# Entry Expess Not Working????



## goldlover68 (Jun 17, 2013)

I saw on the Retriever Forum that EE is not working. I checked using my PC and I also got a message that the site is corrupt. I checked the times and dates on my PC to make sure they are set up correctly, and they are. I did not try to access using CROME....just my Yahoo...

Anyone have any ideas?


----------



## hollyk (Feb 21, 2009)

It's working for me on my I-Pad.


----------



## AmberSunrise (Apr 1, 2009)

FireFox gave me a warning that the site's security certificate had expired, but allowed me to override and get into the site. 
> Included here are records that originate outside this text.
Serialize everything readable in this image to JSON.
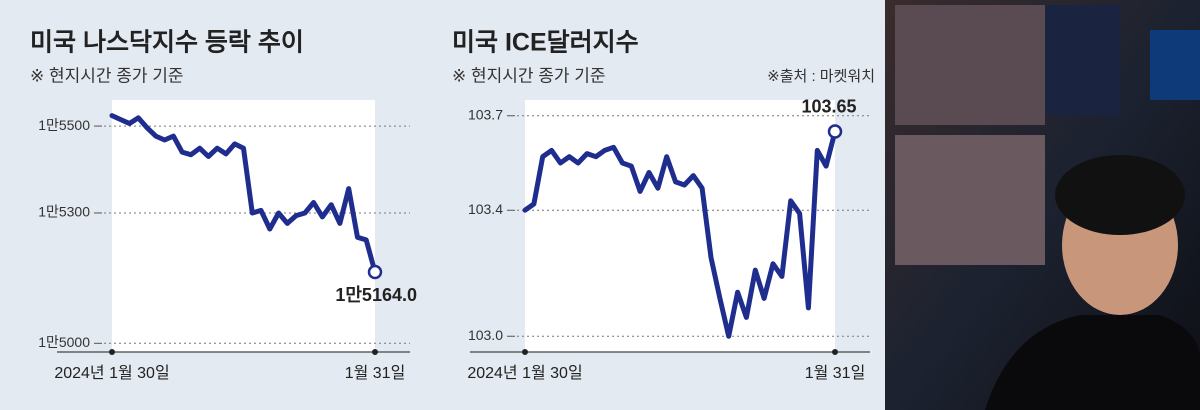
{
  "chart_data": [
    {
      "type": "line",
      "title": "미국 나스닥지수 등락 추이",
      "subtitle": "※ 현지시간 종가 기준",
      "categories": [
        "2024년 1월 30일",
        null,
        null,
        null,
        null,
        null,
        null,
        null,
        null,
        null,
        null,
        null,
        null,
        null,
        null,
        null,
        null,
        null,
        null,
        null,
        null,
        null,
        null,
        null,
        null,
        null,
        null,
        null,
        null,
        null,
        "1월 31일"
      ],
      "values": [
        15524,
        15515,
        15506,
        15519,
        15496,
        15477,
        15468,
        15477,
        15440,
        15434,
        15449,
        15430,
        15449,
        15436,
        15459,
        15449,
        15300,
        15306,
        15263,
        15300,
        15276,
        15294,
        15300,
        15324,
        15291,
        15319,
        15276,
        15356,
        15244,
        15238,
        15164
      ],
      "value_labels": [
        null,
        null,
        null,
        null,
        null,
        null,
        null,
        null,
        null,
        null,
        null,
        null,
        null,
        null,
        null,
        null,
        null,
        null,
        null,
        null,
        null,
        null,
        null,
        null,
        null,
        null,
        null,
        null,
        null,
        null,
        "1만5164.0"
      ],
      "color": "#1f2d8f",
      "ylim": [
        14980,
        15560
      ],
      "yticks": [
        {
          "value": 15000,
          "label": "1만5000"
        },
        {
          "value": 15300,
          "label": "1만5300"
        },
        {
          "value": 15500,
          "label": "1만5500"
        }
      ],
      "grid": true
    },
    {
      "type": "line",
      "title": "미국 ICE달러지수",
      "subtitle": "※ 현지시간 종가 기준",
      "source": "※출처 : 마켓워치",
      "categories": [
        "2024년 1월 30일",
        null,
        null,
        null,
        null,
        null,
        null,
        null,
        null,
        null,
        null,
        null,
        null,
        null,
        null,
        null,
        null,
        null,
        null,
        null,
        null,
        null,
        null,
        null,
        null,
        null,
        null,
        null,
        null,
        null,
        null,
        null,
        null,
        null,
        null,
        "1월 31일"
      ],
      "values": [
        103.4,
        103.42,
        103.57,
        103.59,
        103.55,
        103.57,
        103.55,
        103.58,
        103.57,
        103.59,
        103.6,
        103.55,
        103.54,
        103.46,
        103.52,
        103.47,
        103.57,
        103.49,
        103.48,
        103.51,
        103.47,
        103.25,
        103.12,
        103.0,
        103.14,
        103.06,
        103.21,
        103.12,
        103.23,
        103.19,
        103.43,
        103.39,
        103.09,
        103.59,
        103.54,
        103.65
      ],
      "color": "#1f2d8f",
      "ylim": [
        102.95,
        103.75
      ],
      "yticks": [
        {
          "value": 103.0,
          "label": "103.0"
        },
        {
          "value": 103.4,
          "label": "103.4"
        },
        103.7
      ],
      "grid": true
    }
  ]
}
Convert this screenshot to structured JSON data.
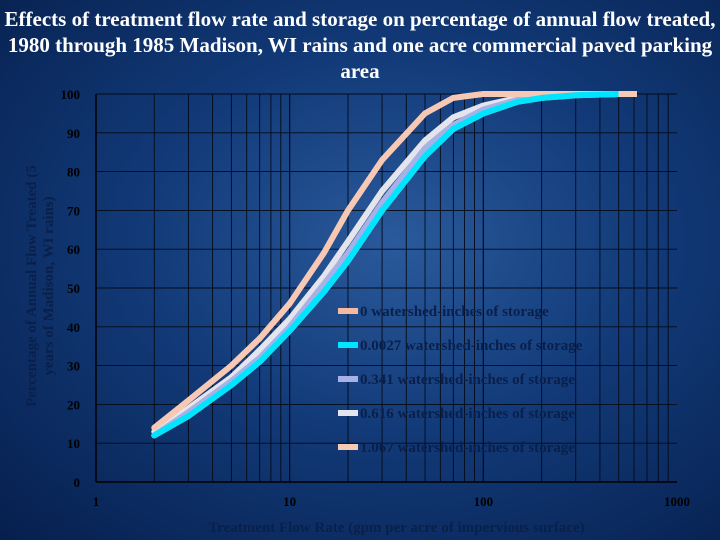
{
  "chart_data": {
    "type": "line",
    "title": "Effects of treatment flow rate and storage on percentage of annual flow treated, 1980 through 1985 Madison, WI rains and one acre commercial paved parking area",
    "xlabel": "Treatment Flow Rate (gpm per acre of impervious surface)",
    "ylabel": "Percentage of Annual Flow Treated (5 years of Madison, WI rains)",
    "xscale": "log",
    "xlim": [
      1,
      1000
    ],
    "ylim": [
      0,
      100
    ],
    "x_ticks": [
      "1",
      "10",
      "100",
      "1000"
    ],
    "y_ticks": [
      "0",
      "10",
      "20",
      "30",
      "40",
      "50",
      "60",
      "70",
      "80",
      "90",
      "100"
    ],
    "grid": true,
    "legend_position": "center-right",
    "series": [
      {
        "name": "0 watershed-inches of storage",
        "color": "#f7b8a0",
        "x": [
          2,
          3,
          5,
          7,
          10,
          15,
          20,
          30,
          50,
          70,
          100,
          150,
          200,
          300,
          500
        ],
        "y": [
          12,
          17,
          25,
          31,
          39,
          49,
          57,
          70,
          84,
          91,
          95,
          98,
          99,
          99.7,
          100
        ]
      },
      {
        "name": "0.0027 watershed-inches of storage",
        "color": "#00e5ff",
        "x": [
          2,
          3,
          5,
          7,
          10,
          15,
          20,
          30,
          50,
          70,
          100,
          150,
          200,
          300,
          500
        ],
        "y": [
          12,
          17,
          25,
          31,
          39,
          49,
          57,
          70,
          84,
          91,
          95,
          98,
          99,
          99.7,
          100
        ]
      },
      {
        "name": "0.341 watershed-inches of storage",
        "color": "#a8b0e8",
        "x": [
          2,
          3,
          5,
          7,
          10,
          15,
          20,
          30,
          50,
          70,
          100,
          150,
          200,
          300,
          500
        ],
        "y": [
          12,
          18,
          26,
          32,
          40,
          51,
          59,
          72,
          86,
          92,
          96,
          98.5,
          99.3,
          99.8,
          100
        ]
      },
      {
        "name": "0.616 watershed-inches of storage",
        "color": "#e4e4ec",
        "x": [
          2,
          3,
          5,
          7,
          10,
          15,
          20,
          30,
          50,
          70,
          100,
          150,
          200,
          300,
          500
        ],
        "y": [
          13,
          19,
          27,
          34,
          42,
          53,
          62,
          75,
          88,
          94,
          97,
          99,
          99.6,
          100,
          100
        ]
      },
      {
        "name": "1.067 watershed-inches of storage",
        "color": "#f7c8b4",
        "x": [
          2,
          3,
          5,
          7,
          10,
          15,
          20,
          30,
          50,
          70,
          100,
          150,
          200,
          300,
          500
        ],
        "y": [
          14,
          21,
          30,
          37,
          46,
          59,
          70,
          83,
          95,
          99,
          100,
          100,
          100,
          100,
          100
        ]
      }
    ]
  }
}
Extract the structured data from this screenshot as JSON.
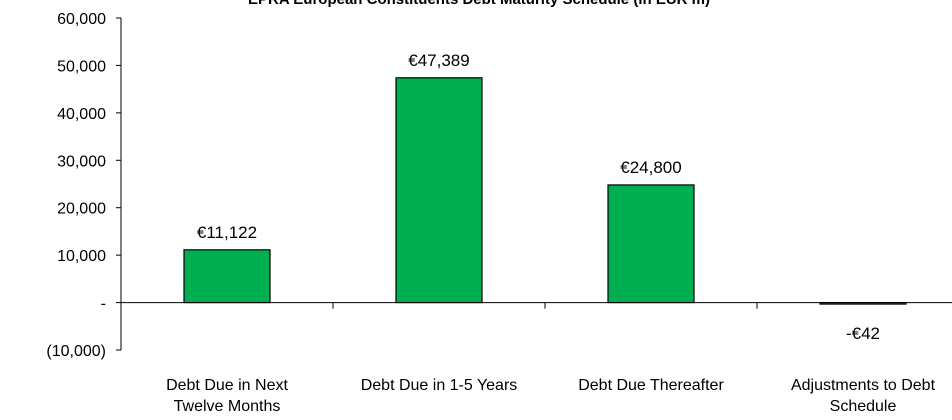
{
  "chart_data": {
    "type": "bar",
    "title": "EPRA European Constituents Debt Maturity Schedule (in EUR m)",
    "xlabel": "",
    "ylabel": "",
    "categories": [
      [
        "Debt Due in Next",
        "Twelve Months"
      ],
      [
        "Debt Due in 1-5 Years"
      ],
      [
        "Debt Due Thereafter"
      ],
      [
        "Adjustments to Debt",
        "Schedule"
      ]
    ],
    "values": [
      11122,
      47389,
      24800,
      -42
    ],
    "data_labels": [
      "€11,122",
      "€47,389",
      "€24,800",
      "-€42"
    ],
    "ylim": [
      -10000,
      60000
    ],
    "yticks": [
      -10000,
      0,
      10000,
      20000,
      30000,
      40000,
      50000,
      60000
    ],
    "ytick_labels": [
      "(10,000)",
      "-",
      "10,000",
      "20,000",
      "30,000",
      "40,000",
      "50,000",
      "60,000"
    ],
    "bar_color": "#00b050",
    "grid": false,
    "legend": "none"
  }
}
the https: address was still displayed though.


----------



## AmbikaGR (Dec 31, 2007)

I am having the same issue with both Firefox and IE. Sent them an email yesterday but have not heard back as of yet.


----------



## hotel4dogs (Sep 29, 2008)

My AOL gives me an "expired certificate" warning but lets me over-ride it and get into the site.


----------



## AmbikaGR (Dec 31, 2007)

hotel4dogs said:


> My AOL gives me an "expired certificate" warning but lets me over-ride it and get into the site.



Makes me nervous when I get "Expired security certificate". :uhoh:


----------